Refugee Vote a Failure for Obama

By ELIZABETH WILLIAMSON NOVEMBER 19, 2015 5:18 PM


On Thursday the House overwhelmingly passed H.R. 4038, the American Security Against Foreign Enemies (SAFE) Act of 2015, which aims to stop resettlement of Syrian and Iraqi refugees in the United States indefinitely. The Senate is expected to debate the bill after Thanksgiving. Its fate is uncertain there, and if it reaches President Obama’s desk, he has said he will veto it. But in a stunning rebuke to the White House, the legislation passed the House with a veto-proof majority.

There is little doubt that the bill’s Republican sponsors exploited fear aroused by the Paris terror attacks to build support for it, seeing a handy opportunity to pursue a broader anti-immigrant agenda. It is a shame that the nearly 50 Democrats who voted for this measure couldn’t find it in themselves to resist.

But not for the first time, President Obama failed to read the mood of Congress and by extension many Americans, who after the Paris attacks are fearful of admitting anybody from the Middle East. Traveling in Asia with his closest advisors, the president was hampered in his effort to lobby Democrats besieged by calls from constituents terrified that the United States is next.

In a last-ditch effort to head off Democratic defections, the president dispatched Denis McDonough, his chief of staff, and Jeh Johnson, the Secretary of Homeland Security, to the Hill on Thursday.

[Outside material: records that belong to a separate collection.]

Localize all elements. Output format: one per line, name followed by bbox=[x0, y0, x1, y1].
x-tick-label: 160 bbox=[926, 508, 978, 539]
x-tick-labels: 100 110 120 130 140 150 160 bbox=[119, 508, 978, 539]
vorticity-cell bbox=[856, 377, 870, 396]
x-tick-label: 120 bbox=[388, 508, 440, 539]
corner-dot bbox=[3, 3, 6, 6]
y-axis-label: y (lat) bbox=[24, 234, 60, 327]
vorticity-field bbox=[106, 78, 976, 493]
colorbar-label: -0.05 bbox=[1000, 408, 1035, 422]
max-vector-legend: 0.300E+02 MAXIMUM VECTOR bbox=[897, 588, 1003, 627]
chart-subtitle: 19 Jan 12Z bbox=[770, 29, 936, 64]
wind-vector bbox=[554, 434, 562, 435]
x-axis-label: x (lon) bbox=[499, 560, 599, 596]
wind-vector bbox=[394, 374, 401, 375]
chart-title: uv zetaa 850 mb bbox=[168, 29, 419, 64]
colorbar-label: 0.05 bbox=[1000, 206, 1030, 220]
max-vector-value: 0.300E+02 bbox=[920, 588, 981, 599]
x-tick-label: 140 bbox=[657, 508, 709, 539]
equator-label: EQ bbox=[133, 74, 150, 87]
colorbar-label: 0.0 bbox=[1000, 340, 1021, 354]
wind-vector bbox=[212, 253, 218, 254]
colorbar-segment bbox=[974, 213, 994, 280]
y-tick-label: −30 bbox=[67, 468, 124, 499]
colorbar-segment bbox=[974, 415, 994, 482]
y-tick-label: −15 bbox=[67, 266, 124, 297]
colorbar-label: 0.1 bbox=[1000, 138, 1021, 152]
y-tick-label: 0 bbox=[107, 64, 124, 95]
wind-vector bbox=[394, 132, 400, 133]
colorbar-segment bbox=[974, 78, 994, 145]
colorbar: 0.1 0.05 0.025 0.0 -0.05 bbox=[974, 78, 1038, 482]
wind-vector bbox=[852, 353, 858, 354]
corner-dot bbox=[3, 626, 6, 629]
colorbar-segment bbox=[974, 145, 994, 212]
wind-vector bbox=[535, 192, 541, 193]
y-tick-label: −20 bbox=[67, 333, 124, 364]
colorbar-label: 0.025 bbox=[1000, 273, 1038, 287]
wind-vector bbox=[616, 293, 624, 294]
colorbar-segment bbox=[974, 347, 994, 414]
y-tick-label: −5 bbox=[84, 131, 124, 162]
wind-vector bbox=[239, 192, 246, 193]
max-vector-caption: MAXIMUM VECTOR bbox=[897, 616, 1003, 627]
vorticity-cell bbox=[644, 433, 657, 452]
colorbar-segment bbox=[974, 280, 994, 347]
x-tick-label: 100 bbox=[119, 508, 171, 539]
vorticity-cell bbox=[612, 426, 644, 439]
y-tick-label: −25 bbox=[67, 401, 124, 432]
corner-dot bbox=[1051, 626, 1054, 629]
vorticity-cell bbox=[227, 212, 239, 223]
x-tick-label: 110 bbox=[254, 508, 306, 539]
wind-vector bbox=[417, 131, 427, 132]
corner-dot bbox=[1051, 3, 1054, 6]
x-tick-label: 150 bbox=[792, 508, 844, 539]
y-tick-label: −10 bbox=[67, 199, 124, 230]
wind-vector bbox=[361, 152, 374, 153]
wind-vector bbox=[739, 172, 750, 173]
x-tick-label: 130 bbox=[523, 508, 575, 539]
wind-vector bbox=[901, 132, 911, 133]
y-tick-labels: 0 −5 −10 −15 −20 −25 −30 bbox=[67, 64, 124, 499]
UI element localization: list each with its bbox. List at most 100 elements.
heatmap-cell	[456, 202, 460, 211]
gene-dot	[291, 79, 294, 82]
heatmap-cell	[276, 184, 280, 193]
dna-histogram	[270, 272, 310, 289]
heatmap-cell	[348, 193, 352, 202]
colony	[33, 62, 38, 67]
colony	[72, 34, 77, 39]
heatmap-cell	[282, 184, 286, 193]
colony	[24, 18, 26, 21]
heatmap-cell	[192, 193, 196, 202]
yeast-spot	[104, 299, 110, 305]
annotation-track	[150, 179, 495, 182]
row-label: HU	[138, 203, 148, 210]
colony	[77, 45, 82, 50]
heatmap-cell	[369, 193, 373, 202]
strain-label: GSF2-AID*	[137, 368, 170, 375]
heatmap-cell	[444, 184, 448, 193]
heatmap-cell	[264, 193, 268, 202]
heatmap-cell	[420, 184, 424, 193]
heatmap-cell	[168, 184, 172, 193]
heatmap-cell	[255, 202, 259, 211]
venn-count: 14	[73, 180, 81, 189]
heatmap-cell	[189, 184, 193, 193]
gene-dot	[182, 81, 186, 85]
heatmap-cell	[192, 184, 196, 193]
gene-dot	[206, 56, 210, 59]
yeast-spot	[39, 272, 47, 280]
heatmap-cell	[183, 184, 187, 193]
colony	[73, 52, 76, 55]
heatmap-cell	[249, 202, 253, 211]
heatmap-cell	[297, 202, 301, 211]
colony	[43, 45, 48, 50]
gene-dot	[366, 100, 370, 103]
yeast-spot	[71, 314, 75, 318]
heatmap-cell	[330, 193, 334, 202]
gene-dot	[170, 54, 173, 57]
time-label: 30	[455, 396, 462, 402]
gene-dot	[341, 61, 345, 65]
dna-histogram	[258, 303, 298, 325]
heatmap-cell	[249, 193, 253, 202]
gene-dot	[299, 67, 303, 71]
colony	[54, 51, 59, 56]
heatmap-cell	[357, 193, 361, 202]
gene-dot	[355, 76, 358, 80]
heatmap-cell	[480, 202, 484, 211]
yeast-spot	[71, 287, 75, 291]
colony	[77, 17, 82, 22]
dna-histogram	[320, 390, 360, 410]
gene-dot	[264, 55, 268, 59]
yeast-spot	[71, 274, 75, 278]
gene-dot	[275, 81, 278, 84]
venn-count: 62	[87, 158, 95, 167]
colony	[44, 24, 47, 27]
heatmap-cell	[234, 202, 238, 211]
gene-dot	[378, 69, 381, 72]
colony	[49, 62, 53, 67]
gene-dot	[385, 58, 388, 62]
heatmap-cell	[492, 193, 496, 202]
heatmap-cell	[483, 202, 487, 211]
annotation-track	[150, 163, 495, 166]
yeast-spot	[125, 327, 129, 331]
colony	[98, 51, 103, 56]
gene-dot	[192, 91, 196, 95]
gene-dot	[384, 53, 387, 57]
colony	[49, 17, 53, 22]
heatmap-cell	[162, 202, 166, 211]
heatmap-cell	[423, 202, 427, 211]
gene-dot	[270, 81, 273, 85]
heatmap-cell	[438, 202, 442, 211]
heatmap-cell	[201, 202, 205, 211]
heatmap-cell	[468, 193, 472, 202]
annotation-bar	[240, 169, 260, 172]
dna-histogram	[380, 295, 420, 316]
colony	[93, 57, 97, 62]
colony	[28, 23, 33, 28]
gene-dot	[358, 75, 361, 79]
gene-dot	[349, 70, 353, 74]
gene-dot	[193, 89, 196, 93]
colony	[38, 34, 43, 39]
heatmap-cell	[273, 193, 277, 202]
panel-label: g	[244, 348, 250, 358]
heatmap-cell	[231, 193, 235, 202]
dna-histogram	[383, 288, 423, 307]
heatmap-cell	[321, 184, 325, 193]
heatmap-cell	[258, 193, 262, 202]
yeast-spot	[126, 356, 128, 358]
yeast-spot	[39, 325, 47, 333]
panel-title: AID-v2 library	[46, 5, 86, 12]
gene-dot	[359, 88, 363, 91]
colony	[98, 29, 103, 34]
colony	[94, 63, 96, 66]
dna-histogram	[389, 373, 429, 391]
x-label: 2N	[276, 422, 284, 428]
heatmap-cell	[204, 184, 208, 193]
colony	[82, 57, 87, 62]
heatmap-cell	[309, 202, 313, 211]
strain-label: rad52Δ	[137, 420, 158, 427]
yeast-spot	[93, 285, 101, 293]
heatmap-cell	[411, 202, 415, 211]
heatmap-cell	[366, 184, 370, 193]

They and other administration officials have struggled mightily to assure Americans of the safety of the refugee resettlement program. The United States has accepted 1,200 Syrian refugees this year, and three quarters of them are women and children. Only 2 percent of those admitted have been military-aged males not traveling with families. It takes up to two years for a refugee from Iraq or Syria to be approved for admission; nearly half are rejected. Stopping refugees at the border will have little to no impact on the movement of terrorists, who generally either enter illegally or are born here.

But for nearly a week now, Americans have been watching footage of the horror in Paris. They’ve seen the carnage, and absorbed the utter randomness of the attacks. Most important, they have taken in the fact that at least one of the attackers may have made it to France as a refugee.

For them, the facts of the refugee program are not enough. For legislators, next year is an election year. As a result, even House Democratic leaders refused to tell legislators how to vote. “I’ve said to them from the start, ‘Nobody’s asked you to do anything. Do whatever works for you, for your district,’” said Nancy Pelosi of California, the House minority leader, who voted against the bill. Some in the congressional delegation from New York spoke eloquently against the bill, but others lambasted the administration for asking them to take a vote that could doom their reelection chances.


The urgency of Americans’ worry made it imperative that the administration provide political cover for Democrats to vote their consciences. The president has more than a week before debate begins in the Senate to absorb Thursday’s message and act upon that most basic of truisms: You can’t fight emotion with facts.